Skip to content

dimfeld/perceive

Repository files navigation

perceive

Semantic search for your life

Perceive is a side project which I started to become more familiar with ML embeddings and semantic search. It has the ability to import browser history and filesystem sources, and index them for searching.

This project was a nice proof of concept, but is on hold indefinitely. Much of the work involved here will be reused for my new mAIven project.

Screenshot

Features

  • Read browser history and fetch the content
  • Import bookmarks from Chrome
  • Scan the local filesystem and index text files
  • Supports multiple sources at once
  • All indexing happens locally -- no need to send your data to someone else's server

Adding Sources

The browser history and bookmark source types use the Chromium browser directory as the location. For Brave Browser on macOS this is ~/Library/Application\ Support/BraveSoftware/Brave-Browser/Default. Other Chromium-based browsers will have similar locations.

Future Features

  • Bookmark management
  • More UI work
  • Better article content extraction
  • Browser extension for better page capture

Installation

As of now there is no prepackaged binary with everything included.

First, you'll want to run just install-models, using just. This will download the model from Huggingface and convert it to the format used by Rust's version of Torch.

Building on macOS

You'll need to have libtorch installed.
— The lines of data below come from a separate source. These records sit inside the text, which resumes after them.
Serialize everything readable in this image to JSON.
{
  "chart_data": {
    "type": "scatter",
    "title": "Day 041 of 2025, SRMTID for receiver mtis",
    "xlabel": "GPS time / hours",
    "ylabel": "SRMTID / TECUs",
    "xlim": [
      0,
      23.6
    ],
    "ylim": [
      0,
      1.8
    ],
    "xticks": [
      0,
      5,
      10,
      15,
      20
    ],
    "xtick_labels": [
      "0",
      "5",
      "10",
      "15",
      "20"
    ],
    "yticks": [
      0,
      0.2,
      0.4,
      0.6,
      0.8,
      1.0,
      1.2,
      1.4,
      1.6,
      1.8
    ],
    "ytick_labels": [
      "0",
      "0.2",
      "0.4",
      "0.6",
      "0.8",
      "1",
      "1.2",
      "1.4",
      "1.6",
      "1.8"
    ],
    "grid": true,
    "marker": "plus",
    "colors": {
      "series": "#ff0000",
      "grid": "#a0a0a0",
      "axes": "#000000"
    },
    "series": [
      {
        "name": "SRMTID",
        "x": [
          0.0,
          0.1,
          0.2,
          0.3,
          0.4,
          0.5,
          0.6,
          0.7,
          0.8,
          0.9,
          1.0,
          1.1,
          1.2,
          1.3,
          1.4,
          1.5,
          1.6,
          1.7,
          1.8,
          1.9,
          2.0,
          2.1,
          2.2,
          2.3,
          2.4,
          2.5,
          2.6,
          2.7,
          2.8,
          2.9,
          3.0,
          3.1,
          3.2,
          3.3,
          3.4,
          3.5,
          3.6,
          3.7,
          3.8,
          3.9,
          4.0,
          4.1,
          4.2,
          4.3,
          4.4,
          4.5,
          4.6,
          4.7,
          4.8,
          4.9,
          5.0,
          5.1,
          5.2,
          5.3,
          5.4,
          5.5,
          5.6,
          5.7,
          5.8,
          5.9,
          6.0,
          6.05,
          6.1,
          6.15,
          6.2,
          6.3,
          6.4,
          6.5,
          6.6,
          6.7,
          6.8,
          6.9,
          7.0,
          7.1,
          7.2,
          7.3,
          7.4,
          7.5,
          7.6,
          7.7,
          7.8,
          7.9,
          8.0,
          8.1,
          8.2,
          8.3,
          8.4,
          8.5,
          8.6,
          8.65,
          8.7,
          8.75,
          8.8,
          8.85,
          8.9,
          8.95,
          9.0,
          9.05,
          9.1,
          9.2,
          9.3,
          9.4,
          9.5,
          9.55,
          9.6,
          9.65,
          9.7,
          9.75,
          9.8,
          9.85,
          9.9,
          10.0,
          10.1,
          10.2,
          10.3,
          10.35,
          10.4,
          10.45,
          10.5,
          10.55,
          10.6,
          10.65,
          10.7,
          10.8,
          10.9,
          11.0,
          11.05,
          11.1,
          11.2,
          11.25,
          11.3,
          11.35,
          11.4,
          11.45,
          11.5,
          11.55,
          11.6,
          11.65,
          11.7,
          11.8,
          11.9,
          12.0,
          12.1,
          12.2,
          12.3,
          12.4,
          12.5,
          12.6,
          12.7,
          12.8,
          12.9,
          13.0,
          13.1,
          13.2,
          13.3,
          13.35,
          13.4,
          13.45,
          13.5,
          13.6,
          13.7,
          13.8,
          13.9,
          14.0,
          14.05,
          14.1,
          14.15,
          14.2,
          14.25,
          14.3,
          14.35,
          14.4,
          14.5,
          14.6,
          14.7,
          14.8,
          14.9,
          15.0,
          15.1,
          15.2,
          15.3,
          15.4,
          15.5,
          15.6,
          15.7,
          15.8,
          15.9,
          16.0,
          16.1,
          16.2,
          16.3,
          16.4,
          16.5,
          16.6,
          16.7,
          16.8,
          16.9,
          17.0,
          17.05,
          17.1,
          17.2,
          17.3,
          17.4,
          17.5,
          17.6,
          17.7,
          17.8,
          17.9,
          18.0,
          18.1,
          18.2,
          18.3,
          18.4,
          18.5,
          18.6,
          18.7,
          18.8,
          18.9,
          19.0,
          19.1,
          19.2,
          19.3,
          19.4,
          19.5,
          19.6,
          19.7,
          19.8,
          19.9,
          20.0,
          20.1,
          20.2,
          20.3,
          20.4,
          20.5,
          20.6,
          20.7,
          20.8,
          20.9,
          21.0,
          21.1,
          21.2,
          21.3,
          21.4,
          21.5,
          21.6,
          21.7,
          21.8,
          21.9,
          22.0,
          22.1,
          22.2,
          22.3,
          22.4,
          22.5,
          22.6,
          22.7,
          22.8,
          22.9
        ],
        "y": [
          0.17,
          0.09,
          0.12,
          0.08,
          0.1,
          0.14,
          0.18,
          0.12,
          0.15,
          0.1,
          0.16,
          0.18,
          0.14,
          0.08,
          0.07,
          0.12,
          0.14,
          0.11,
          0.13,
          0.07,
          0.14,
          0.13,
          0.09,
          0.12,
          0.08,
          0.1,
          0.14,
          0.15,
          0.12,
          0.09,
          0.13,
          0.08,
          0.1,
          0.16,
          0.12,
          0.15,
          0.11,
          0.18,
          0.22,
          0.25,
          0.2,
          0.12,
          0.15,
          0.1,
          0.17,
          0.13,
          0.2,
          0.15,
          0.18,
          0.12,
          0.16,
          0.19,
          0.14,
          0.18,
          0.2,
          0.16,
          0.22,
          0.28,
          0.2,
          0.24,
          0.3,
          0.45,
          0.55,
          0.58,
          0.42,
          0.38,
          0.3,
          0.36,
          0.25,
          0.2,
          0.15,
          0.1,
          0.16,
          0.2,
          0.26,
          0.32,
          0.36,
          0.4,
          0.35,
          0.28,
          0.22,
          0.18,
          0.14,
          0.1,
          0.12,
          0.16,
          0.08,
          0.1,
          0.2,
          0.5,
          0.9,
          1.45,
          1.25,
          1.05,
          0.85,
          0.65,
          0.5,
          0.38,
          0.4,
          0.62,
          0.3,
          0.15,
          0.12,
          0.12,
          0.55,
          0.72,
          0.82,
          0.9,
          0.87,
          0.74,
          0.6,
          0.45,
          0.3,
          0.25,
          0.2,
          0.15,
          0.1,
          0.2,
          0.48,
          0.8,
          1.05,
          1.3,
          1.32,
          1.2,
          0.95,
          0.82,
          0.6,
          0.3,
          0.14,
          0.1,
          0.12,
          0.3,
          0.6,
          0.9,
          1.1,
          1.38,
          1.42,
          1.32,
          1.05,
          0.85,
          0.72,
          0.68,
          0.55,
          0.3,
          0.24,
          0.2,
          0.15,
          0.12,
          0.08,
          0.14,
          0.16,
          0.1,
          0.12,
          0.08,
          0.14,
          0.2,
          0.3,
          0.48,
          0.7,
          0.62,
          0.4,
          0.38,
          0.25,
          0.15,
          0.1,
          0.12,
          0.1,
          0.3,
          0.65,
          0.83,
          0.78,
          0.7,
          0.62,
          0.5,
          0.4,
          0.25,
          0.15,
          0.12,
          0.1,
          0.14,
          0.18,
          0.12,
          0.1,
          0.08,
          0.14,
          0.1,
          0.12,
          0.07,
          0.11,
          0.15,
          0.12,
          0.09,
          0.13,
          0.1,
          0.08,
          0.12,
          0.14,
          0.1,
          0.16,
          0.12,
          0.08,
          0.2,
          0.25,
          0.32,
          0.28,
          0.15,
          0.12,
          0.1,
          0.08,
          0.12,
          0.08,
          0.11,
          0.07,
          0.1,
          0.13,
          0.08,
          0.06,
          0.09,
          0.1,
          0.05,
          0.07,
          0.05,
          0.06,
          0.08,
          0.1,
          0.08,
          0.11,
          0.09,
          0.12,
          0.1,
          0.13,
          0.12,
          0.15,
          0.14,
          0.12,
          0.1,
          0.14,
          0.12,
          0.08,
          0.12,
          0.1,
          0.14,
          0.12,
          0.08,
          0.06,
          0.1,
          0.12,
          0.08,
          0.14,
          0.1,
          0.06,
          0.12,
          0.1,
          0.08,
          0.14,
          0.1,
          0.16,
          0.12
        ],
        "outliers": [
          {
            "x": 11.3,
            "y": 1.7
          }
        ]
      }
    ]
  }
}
You can use pip3 or homebrew to install pytorch, and then set the LIBTORCH environment variable to the path where libtorch is installed.

For example, when installed via homebrew you would add export LIBTORCH=/opt/homebrew/opt/pytorch to your ~/.zshrc or ~/.zprofile.

At some point I'll try to add some better way of installing a local copy too, to make it easier to match the version of libtorch with the version expected by the bindings.